I apologize again for Dr. Young not being able to join, but if you knew, what he's working on, you would say, why is he on the call, so he's doing -- we hired him to develop strategic partnerships, to talk to companies, to work on deals. And that's exactly what he's doing. And so -- but I'm pretty certain he'll be on the call -- the next call that we have, which I believe will be in the middle of August, actually it's usually on either my birthday or my son's birthday.
So in conclusion, there's a lot of things going on right now. There's a lot of good things. As you guys know, I've been CEO or President of four publicly-traded companies and I'm fond of saying and I'll say it again, I think this company has technology that's as good as any of the previous three and the previous three had a combined market cap of a $1 billion. The difference with this one is that this one is broad-based. It's platform.
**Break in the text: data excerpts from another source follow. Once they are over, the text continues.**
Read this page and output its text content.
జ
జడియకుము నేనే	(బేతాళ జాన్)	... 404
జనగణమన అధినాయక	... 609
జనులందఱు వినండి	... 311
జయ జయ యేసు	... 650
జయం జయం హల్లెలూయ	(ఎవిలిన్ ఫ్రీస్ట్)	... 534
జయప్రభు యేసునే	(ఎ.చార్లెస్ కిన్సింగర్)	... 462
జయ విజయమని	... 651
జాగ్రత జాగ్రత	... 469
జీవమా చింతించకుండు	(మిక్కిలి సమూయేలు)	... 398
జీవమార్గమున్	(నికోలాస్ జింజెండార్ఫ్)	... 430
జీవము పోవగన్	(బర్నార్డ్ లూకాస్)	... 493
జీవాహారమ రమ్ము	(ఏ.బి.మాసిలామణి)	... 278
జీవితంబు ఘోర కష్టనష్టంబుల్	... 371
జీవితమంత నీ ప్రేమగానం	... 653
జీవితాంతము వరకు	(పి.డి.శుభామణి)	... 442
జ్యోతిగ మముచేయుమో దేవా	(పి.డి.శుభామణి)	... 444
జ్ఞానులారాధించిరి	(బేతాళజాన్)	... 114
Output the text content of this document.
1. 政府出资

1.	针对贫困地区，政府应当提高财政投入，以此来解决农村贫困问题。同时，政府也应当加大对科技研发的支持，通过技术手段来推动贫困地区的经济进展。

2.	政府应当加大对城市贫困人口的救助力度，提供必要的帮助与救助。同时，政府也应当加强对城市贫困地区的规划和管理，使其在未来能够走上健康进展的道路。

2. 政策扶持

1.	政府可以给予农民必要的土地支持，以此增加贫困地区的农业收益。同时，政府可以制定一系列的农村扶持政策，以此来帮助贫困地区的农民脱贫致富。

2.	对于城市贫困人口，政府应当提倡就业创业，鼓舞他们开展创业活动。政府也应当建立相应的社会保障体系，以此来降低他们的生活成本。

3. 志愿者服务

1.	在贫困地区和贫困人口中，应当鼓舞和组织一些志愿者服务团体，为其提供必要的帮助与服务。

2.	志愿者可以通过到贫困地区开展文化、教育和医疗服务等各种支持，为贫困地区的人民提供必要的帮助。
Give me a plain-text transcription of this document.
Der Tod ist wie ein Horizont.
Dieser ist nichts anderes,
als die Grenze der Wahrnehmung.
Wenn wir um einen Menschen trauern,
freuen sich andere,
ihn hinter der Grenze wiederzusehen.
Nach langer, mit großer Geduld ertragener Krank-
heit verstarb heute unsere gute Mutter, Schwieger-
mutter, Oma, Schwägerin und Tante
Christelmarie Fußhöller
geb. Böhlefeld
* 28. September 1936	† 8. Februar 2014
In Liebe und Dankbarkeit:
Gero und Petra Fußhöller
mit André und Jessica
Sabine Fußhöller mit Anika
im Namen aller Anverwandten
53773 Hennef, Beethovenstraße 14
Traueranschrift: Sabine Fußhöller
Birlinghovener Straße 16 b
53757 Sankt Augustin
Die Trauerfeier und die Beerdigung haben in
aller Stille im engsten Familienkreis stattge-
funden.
It can be -- the cannabis is just what we started in Ultra Shear in the food. We're still looking at the food, clearly, working in the food industry and the beverage industry. But we were pulled into the cannabis, because there's a lot of need there. People have the need have cash and we have, we believe, the ability to choose to fix their problem and satisfy their need.
So I think, maybe the next four months might be the most exciting four months of my career, which would be a nice thing to happen before I step down. The other thing I want to make sure of, because I've had multiple phone calls and emails, I am stepping down, I am not retiring, I'm planning on staying here. This is the love besides my family, this is a love of my life. It's been nurtured and nurtured, and I think it's ready to really take the next move. I think it can do it under Dr. Young. But right now, the important thing is I'm not going to go anywhere. I am going to step back. I'm going to let somebody else run the company. But I'm going to be there to offer my advice and my experience for I hope at least a year, if not longer on the sidelines. And that's where I should be at this point in my life. So thanks again for joining. I look forward to everybody joining us in the middle of August. Thanks.
Thank you. Ladies and gentlemen, this does conclude today's teleconference. We thank you for your participation. You may disconnect your lines at this time. And have a great day.